Pubarca precoce é o surgimento de pelos corporais na criança antes da idade mais adequada, ou seja, antes dos 8 anos em meninas e antes dos 9 anos em meninos. Isso ocorre por uma maturação acelerada de uma região da glândula supra-renal, que é uma glândula endócrina localizada em cima dos rins e que produz diversos hormônios. Quando a chamada zona reticulada da supra-renal amadurece antes do início da puberdade , a criança passa a apresentar aumento dos hormônios andrógenos produzidos nesta glândula, que causam odor axilar, acne, pelos pubianos e axilares. Nesta situação, o endocrinologista vai descartar algumas condições antes de bater o martelo de que é de fato apenas uma pubarca precoce:

  1. Em primeiro lugar, vai avaliar se não é uma puberdade precoce verdadeira
  2. Depois avaliará se há outras fontes de produção dos hormônios andrógenos:
  • Exposição a hormônios transdérmicos de outras pessoas
  • Doenças como a hiperplasia adrenal congênita, que, devido a um defeito de uma enzima da glândula, geram acúmulo de hormônios andrógenos
  • Tumores ou outras lesões que produzam andrógenos

Depois de tudo isso, em geral a conduta é acompanhar a criança.
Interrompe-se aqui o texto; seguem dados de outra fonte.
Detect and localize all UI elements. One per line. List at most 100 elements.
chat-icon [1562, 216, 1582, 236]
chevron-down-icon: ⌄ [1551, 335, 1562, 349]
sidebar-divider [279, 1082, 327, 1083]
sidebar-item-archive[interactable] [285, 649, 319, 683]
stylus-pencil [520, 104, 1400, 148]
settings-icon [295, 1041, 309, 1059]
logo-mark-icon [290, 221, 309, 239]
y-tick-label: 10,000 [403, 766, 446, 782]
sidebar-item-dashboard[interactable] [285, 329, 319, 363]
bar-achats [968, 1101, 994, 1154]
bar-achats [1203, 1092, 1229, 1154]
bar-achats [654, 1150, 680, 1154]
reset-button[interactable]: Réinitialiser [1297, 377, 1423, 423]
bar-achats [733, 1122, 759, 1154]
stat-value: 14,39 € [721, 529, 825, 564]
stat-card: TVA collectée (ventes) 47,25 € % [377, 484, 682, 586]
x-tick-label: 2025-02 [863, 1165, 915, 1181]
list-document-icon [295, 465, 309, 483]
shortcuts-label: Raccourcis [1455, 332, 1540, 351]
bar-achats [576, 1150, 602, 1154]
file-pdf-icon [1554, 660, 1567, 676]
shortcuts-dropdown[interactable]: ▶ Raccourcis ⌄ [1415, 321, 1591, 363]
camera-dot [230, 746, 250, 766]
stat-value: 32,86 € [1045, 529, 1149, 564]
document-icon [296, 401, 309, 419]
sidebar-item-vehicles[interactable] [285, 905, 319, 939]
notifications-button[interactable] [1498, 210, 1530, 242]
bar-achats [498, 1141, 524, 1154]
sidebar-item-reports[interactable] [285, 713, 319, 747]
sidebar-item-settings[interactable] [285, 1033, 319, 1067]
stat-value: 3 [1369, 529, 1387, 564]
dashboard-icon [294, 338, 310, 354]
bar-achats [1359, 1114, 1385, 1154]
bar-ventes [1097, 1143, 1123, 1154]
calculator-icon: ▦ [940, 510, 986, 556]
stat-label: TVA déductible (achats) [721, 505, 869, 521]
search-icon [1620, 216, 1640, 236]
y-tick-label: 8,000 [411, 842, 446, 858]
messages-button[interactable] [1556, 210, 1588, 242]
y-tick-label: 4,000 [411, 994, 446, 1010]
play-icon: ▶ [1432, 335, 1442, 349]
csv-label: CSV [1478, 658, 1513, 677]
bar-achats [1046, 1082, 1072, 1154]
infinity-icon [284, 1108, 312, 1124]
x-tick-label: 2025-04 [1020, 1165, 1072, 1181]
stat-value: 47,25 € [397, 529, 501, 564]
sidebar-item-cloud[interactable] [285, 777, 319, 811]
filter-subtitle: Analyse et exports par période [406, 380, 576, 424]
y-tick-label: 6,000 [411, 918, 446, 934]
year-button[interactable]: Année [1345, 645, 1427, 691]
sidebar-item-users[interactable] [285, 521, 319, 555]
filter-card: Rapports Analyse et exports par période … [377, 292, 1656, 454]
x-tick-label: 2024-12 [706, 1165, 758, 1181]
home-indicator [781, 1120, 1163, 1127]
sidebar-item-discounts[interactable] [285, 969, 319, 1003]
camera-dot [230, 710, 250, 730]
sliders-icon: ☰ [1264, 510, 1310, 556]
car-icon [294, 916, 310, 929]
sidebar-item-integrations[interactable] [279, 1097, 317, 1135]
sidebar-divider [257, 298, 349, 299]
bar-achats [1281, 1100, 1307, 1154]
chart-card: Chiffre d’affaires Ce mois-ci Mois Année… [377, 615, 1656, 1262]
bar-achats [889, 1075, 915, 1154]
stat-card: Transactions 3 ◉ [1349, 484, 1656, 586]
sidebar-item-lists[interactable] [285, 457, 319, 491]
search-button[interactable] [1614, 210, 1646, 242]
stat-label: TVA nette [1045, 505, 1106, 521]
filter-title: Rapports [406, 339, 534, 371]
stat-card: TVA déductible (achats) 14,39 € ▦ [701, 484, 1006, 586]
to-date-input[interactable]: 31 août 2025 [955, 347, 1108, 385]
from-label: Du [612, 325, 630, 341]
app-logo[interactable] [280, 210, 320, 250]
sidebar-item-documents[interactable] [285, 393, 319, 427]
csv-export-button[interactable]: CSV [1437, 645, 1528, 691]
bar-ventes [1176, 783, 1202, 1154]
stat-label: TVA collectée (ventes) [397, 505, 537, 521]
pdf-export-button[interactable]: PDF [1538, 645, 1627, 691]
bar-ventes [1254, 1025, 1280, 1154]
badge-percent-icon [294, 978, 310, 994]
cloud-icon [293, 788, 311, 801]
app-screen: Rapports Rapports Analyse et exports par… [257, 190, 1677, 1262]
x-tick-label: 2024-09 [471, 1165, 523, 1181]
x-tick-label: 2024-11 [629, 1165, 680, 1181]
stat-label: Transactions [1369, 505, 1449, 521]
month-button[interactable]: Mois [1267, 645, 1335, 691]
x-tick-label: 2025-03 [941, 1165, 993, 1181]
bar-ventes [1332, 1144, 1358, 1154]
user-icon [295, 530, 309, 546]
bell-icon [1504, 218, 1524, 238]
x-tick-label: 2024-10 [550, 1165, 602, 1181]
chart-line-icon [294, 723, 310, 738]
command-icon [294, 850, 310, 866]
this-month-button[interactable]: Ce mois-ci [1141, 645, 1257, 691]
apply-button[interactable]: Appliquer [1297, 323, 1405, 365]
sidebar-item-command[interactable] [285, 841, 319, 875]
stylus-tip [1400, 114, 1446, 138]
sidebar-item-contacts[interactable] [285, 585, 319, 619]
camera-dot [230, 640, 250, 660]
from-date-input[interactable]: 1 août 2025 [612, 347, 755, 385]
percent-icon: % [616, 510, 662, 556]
Um estudo bem recente do European Journal of Endocrinology procurou avaliar se haveria outros riscos no futuro em crianças que tiveram pubarca precoce. Já existiam alguns dados sugerindo que estas crianças tinham maior risco de obesidade, resistência à insulina e alterações de colesterol, mas este estudo se aprofundou em riscos cardiometabólicos. Para tanto, foram avaliadas 30 mulheres com pubarca precoce, que foram comparadas a 41 mulheres com puberdade normal. As mulheres com pubarca precoce tinham uma tendência a ter maior obesidade, e tinham níveis maiores de insulina. Isto gerou um escore de risco aumentado para síndrome metabólica. No entanto, não houve aumento da espessura da carótida ou outros sinais precoces de risco cardiovascular.Embora estes dados não acrescentem muito em relação aos riscos, destaco aqui que são dados com pacientes ainda jovens. O ideal na pubarca precoce é manter um seguimento adequado e vigilância para riscos futuros!